The next day finds me on a hideous plastic chair at the Subaru dealership, while a guy with a lot of motor oil under his fingernails works on the broken thing in my car.

He said it might be the fuel filter. Or the fuel injector? Something that manly, competent dudes would understand.

Stuck here, I have a lot of time on my hands. I spend it contemplating all my life choices.

When I’d run into Macklin at the store, he’d had a lot to say. And much of it had been true. He was right that I had more dreams than plans. I don’t know how to run a business.

Leaving had felt like the right thing to do—at least until my car sputtered to a halt.

As I sit thinking on my plastic chair, I’m trying to be honest with myself about where my life stands. Thanks to Tommaso, I’m not in debt anymore. My credit will soon bounce back. Things could really be worse.

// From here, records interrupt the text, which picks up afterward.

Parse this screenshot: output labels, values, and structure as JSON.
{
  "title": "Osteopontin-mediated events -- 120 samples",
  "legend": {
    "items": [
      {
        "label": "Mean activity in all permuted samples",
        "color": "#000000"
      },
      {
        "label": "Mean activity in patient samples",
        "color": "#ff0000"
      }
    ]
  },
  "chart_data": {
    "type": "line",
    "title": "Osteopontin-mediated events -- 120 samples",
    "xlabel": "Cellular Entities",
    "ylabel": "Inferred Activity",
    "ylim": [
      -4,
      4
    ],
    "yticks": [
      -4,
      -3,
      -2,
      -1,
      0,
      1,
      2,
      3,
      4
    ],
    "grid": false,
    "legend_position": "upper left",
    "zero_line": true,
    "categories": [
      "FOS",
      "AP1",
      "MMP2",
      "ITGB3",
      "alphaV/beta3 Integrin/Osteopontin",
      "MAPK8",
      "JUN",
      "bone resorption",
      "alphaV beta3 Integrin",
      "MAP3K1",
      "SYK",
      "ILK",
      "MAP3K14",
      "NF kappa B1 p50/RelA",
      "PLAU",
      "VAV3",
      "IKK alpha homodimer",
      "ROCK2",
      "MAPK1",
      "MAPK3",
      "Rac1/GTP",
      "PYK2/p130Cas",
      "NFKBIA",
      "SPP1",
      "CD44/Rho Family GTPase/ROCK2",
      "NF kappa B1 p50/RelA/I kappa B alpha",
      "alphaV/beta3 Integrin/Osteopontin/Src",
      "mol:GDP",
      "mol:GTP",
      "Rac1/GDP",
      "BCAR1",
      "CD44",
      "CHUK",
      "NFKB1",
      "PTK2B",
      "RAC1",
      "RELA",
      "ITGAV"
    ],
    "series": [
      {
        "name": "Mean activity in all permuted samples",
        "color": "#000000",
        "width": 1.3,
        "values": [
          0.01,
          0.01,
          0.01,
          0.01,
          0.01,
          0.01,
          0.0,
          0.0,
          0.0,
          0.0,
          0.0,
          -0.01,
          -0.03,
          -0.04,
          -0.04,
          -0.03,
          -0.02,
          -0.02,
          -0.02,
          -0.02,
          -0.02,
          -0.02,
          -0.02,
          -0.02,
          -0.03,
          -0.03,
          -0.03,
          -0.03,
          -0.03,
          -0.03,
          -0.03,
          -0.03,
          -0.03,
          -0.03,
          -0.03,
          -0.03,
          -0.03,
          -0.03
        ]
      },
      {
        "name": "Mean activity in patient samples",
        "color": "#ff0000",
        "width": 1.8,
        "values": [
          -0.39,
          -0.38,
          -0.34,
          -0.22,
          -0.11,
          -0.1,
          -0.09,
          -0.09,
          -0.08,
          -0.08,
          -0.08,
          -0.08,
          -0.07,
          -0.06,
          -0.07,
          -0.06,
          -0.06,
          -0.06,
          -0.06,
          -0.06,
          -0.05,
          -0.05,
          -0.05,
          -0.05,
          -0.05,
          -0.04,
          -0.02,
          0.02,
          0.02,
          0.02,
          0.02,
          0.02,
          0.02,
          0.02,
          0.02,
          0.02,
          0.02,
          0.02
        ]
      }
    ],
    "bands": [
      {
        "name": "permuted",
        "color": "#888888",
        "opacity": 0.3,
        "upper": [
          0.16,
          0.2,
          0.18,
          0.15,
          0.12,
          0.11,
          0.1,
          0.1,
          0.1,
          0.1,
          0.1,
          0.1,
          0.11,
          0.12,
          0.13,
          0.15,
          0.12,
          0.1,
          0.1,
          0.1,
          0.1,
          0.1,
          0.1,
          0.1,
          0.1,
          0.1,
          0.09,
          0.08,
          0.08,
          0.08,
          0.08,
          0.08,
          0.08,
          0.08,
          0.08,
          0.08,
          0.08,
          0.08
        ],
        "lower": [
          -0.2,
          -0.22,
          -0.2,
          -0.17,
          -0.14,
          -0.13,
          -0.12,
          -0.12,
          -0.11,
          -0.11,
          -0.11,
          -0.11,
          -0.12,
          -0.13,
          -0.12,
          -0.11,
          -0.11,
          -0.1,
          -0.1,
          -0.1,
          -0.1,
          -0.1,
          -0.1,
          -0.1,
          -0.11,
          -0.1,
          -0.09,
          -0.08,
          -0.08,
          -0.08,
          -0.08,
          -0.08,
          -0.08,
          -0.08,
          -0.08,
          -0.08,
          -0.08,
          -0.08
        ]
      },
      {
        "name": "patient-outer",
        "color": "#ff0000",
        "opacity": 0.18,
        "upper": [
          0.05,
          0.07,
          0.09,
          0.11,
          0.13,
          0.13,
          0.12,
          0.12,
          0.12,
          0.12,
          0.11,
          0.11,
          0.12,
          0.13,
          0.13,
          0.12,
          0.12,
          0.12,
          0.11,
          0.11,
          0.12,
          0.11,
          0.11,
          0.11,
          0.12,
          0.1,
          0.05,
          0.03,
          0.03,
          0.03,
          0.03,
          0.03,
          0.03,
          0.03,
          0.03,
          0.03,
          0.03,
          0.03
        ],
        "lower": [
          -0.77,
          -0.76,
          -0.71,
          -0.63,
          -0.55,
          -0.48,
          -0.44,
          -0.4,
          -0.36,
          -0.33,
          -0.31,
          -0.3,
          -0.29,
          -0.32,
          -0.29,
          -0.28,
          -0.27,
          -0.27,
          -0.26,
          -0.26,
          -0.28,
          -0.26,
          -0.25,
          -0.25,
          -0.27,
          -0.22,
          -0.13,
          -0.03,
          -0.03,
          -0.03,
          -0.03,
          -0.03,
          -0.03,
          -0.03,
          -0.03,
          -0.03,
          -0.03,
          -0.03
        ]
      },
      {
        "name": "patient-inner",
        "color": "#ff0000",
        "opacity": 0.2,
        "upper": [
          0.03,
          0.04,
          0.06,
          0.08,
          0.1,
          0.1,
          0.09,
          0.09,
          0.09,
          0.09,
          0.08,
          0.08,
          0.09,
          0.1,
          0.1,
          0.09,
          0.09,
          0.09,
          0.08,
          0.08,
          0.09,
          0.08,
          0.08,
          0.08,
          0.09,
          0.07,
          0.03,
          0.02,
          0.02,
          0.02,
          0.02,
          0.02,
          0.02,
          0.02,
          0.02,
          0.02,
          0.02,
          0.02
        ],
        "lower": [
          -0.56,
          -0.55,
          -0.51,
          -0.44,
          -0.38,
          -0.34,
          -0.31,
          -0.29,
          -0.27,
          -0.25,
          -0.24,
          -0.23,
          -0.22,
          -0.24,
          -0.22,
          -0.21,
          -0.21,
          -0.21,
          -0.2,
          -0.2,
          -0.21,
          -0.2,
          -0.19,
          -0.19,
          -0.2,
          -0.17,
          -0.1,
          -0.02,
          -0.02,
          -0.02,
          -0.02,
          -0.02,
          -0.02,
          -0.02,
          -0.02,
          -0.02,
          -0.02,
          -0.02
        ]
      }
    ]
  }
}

And I miss Tommaso. Desperately. What if I sold our relationship short? I care about him. Running away feels like cowardice now—not like strength.

Besides, I can’t stop thinking about the storefront apartment on Fourteenth Street. I can’t stop picturing myself there, starting over, and taking another run at my dream.

What does fate want from me, anyway? Does a busted fuel-thinger mean that I’m supposed to stay in Colorado? Or does it mean the opposite? Maybe fate is telling me to man up and work an hourly job until I can afford a car that won’t die on the highway exit.

And what about that ticket to the hockey game? I’ve already given Rigo and Buck the good news. They’d be cheering from Row C.

But there might be an empty seat across the aisle. I still haven’t figured out what to do.

Tommaso offered me the ticket, though. Right beside his mother. That has to mean something. Doesn’t it?

I open the banking app on my phone and check the balance. Most of my apartment rental fund is still there. But hotel rooms and car repairs will kill that off pretty quickly.

So what to do? After a few minutes of contemplation, I strike a bargain with myself.

If the repair can’t be completed today, or if it costs more than five hundred dollars, I’ll go home to Montana and rebuild my savings.

But if I’m out of here by five o’clock, and if it costs less than five hundred, I’ll turn around and see tonight’s game.

With that decision made, I sit back and mentally redecorate the waiting room. The place is ugly enough that it will take hours. Wood floors would warm the space up. The cinder block wall could be hidden behind some paneling.

The feng shui is all wrong, so I’ll have to move all the furniture after I have it reupholstered. And this lighting? It’s tragic. We’re going to need some track lighting with a warmer color temperature…

“You’re all set.”

I look up to see Mr. Oily Nails, and he’s offering me my key. “Oh wow. Thank you.” I glance at the clock. It’s 4:57. I could almost make it to Tommaso’s game.